Ahhhh, my sweet friends.
My sweet, Christian friends who discuss my sinful gayness and rampant atheism and stretch their arms out to me – “My brother, my family….I love you.”.
Yeah, those guys. You know those guys?
They disowned me because of my life choices.
Someone outed me to them; mentioned that I’d never read, nor watched the Lord of the Rings.
And they all got a bit cross with me, invited a whole bunch of folk over on Boxing Day and we sat down and watched the BluRay version, start to finish, six discs, fourteen hours, lots of beer.
I’d had this theory that 90% of the movies was just midgets striding through fields, forests, plains,swamps. And I still hold to that.
But it was all so wonderfully shot and the story ties so much together it was far too much fun to dismiss.
So instead I got a bit pissed, got welcomed into the fold and sat up until four in the morning.
And now I’ve downloaded the whole thing as an ebook, I’m slowly plodding, like Frodo and TheOtherOneWhoDefinitelyIsntFrodo’sBoyfriendHonest, through the whole epic mess.
Then on the 27th I went to watch the Hobbit, which is three hours of a dozen dwarves charging about and being dwarfy and Gandalf busting out the deus ex machina every time anything remotely bad happens “Oh no BrandyFart! My beard is tangled! What shall we do….oh, fuck it…here comes Gandalf, never mind..”

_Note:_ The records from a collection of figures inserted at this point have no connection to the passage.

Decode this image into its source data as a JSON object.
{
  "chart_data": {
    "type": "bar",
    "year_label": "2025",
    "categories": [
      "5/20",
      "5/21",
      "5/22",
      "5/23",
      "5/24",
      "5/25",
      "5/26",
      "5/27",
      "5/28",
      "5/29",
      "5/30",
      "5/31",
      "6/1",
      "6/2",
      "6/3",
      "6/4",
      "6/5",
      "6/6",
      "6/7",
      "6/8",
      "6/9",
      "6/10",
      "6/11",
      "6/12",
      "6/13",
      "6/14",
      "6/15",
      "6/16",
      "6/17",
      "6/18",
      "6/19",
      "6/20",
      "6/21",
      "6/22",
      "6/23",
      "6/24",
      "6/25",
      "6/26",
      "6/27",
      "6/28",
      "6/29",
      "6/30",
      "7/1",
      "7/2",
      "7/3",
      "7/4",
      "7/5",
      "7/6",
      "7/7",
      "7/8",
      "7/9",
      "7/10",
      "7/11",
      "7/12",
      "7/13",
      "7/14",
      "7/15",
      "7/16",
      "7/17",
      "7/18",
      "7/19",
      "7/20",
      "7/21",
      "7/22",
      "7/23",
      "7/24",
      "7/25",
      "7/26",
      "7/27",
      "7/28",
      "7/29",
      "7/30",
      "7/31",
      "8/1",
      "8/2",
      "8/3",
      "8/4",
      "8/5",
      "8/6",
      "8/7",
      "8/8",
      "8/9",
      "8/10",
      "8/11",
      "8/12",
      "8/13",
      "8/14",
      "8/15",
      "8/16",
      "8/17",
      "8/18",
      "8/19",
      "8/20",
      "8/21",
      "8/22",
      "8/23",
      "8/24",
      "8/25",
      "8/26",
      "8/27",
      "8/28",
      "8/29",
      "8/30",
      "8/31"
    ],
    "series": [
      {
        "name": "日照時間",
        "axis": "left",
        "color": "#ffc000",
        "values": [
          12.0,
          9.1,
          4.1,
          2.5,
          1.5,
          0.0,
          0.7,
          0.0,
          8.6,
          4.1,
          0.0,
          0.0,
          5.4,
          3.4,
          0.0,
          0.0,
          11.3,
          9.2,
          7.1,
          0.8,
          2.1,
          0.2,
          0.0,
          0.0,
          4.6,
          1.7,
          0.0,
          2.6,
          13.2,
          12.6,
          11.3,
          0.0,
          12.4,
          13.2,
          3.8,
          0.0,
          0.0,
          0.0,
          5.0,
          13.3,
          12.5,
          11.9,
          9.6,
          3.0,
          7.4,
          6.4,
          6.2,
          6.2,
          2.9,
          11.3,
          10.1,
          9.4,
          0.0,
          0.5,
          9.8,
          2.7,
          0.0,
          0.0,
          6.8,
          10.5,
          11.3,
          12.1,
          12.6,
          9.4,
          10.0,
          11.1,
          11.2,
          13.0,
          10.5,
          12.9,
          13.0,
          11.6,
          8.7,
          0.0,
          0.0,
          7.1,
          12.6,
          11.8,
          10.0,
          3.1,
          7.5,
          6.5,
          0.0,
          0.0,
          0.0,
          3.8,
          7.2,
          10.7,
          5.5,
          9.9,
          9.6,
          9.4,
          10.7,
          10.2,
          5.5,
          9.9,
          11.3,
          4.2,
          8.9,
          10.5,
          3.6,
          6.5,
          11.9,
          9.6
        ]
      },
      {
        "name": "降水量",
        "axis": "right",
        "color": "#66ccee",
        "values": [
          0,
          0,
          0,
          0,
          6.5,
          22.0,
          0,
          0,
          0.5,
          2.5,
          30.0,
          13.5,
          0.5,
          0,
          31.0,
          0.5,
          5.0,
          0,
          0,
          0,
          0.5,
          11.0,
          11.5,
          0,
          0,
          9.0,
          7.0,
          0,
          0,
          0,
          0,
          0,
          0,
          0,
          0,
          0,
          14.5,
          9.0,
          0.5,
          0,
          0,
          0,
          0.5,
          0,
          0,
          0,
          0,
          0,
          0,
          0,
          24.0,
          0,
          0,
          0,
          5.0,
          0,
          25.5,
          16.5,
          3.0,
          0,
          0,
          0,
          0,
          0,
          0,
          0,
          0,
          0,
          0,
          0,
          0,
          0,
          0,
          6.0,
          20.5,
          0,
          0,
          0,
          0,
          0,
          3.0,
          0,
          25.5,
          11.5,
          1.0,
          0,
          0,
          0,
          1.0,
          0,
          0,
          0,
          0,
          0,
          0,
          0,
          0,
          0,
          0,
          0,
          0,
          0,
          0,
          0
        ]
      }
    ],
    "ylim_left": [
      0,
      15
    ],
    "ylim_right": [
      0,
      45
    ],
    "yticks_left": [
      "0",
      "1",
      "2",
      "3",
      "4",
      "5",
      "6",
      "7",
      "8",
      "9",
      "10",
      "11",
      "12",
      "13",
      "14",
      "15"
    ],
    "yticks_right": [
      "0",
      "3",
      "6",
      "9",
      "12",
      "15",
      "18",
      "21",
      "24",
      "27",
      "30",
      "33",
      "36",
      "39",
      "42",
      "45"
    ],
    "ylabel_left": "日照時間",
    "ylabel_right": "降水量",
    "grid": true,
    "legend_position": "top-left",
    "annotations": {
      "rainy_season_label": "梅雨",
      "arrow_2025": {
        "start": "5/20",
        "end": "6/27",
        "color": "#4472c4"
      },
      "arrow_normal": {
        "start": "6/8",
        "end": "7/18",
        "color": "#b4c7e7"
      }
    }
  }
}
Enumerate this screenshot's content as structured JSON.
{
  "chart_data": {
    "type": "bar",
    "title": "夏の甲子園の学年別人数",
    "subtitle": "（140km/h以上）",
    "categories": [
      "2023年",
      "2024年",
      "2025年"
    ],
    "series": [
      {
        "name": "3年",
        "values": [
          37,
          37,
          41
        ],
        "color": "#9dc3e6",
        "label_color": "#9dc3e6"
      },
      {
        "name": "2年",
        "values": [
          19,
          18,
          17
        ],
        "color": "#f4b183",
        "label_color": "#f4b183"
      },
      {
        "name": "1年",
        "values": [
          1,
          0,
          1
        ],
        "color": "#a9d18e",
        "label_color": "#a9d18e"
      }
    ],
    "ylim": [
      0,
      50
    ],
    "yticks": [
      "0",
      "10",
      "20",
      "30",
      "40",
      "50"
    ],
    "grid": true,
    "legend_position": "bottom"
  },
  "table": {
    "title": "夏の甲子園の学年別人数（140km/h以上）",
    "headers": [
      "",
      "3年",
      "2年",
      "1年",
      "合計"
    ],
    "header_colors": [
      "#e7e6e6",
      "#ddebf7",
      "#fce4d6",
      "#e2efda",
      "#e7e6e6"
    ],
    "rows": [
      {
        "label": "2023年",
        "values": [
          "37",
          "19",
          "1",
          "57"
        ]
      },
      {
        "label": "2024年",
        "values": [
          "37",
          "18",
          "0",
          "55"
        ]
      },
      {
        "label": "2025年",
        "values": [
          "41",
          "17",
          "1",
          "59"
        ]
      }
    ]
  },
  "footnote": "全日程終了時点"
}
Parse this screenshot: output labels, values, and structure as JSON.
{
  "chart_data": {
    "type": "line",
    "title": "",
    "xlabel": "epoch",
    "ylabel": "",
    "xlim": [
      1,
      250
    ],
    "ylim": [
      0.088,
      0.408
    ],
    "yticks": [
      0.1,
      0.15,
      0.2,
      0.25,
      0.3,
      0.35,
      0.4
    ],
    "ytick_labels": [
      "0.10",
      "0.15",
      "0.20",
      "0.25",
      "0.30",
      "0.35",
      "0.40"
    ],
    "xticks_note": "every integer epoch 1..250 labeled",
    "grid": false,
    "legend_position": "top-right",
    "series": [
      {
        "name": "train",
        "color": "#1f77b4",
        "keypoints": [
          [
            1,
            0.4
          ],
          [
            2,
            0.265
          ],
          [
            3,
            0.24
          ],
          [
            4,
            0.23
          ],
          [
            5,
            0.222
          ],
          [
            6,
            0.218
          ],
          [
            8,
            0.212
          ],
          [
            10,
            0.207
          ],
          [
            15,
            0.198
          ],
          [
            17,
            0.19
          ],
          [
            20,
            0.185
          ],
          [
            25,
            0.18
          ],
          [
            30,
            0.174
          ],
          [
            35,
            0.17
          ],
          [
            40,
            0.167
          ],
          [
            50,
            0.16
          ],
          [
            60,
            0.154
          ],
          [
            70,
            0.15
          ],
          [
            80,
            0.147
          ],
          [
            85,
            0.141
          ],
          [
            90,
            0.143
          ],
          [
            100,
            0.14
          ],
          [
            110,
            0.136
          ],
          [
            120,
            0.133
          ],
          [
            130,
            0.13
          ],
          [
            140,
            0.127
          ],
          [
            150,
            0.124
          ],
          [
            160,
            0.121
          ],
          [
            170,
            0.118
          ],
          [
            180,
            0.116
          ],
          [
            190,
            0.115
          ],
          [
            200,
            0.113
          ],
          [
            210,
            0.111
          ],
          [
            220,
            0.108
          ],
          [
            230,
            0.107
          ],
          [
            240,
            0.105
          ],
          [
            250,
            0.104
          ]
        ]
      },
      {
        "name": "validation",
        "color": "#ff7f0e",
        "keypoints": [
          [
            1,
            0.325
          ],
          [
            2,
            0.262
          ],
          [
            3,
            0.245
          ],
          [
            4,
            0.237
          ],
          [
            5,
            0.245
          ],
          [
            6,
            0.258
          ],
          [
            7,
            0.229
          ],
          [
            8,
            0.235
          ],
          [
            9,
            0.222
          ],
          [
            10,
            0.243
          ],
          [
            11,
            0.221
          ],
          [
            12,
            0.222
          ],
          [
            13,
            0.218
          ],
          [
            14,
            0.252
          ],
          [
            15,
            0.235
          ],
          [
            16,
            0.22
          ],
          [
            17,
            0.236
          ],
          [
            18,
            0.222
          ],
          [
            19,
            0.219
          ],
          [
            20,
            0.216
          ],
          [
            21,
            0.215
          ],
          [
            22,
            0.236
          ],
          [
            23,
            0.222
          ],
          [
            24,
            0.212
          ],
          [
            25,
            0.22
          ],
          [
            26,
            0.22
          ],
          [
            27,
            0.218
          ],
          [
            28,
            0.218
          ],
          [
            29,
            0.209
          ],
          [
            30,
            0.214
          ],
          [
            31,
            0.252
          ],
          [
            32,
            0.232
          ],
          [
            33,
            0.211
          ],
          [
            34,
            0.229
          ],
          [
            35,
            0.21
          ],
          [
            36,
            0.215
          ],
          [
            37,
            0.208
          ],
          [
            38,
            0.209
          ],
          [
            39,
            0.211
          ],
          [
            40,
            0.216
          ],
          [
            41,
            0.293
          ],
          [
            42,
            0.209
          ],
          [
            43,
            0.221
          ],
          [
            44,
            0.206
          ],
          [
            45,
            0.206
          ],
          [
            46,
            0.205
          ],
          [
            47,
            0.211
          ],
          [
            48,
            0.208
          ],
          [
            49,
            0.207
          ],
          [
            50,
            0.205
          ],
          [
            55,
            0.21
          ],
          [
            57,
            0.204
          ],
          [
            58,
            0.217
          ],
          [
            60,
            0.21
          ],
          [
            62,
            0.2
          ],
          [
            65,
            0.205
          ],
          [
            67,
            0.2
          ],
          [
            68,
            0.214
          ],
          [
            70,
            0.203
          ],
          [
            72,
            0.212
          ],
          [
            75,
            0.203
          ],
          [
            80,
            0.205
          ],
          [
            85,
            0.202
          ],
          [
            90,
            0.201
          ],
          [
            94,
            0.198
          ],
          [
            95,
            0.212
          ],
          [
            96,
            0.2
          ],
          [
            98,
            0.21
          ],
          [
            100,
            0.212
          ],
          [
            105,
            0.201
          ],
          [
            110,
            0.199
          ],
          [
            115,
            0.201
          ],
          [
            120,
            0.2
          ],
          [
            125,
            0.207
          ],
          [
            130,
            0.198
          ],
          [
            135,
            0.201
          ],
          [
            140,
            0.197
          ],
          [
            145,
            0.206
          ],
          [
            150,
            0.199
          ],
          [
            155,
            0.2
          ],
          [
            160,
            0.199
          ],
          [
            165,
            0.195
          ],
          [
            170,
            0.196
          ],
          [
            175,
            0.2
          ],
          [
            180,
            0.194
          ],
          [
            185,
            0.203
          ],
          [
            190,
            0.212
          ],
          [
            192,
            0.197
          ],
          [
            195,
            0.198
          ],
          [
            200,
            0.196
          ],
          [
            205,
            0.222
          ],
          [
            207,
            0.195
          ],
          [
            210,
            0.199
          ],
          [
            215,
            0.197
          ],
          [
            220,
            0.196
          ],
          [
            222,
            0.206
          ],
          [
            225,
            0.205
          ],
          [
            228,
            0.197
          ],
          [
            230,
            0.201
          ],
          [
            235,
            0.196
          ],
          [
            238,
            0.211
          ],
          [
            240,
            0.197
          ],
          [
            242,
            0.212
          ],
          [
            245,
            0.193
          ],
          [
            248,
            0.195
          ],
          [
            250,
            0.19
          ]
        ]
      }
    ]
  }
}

Also, tales of peril and danger are all very well, but all the stumpy little bastards survived to the end of the movie. There were twelve of them. Twelve. I couldn’t even recognise them all, let alone remember their names or characters.
All I’m saying, is old JRR had a bag of disposable characters, some of whom he could have bumped off to make the peril more perilous and make us think that bad things might happen to this happy band of leprechauns.
But he didn’t. And now I’m cross with him.
That said, I’ll still go back and watch the other two Hobbit movies when they come out. Just to prove myself right, of course.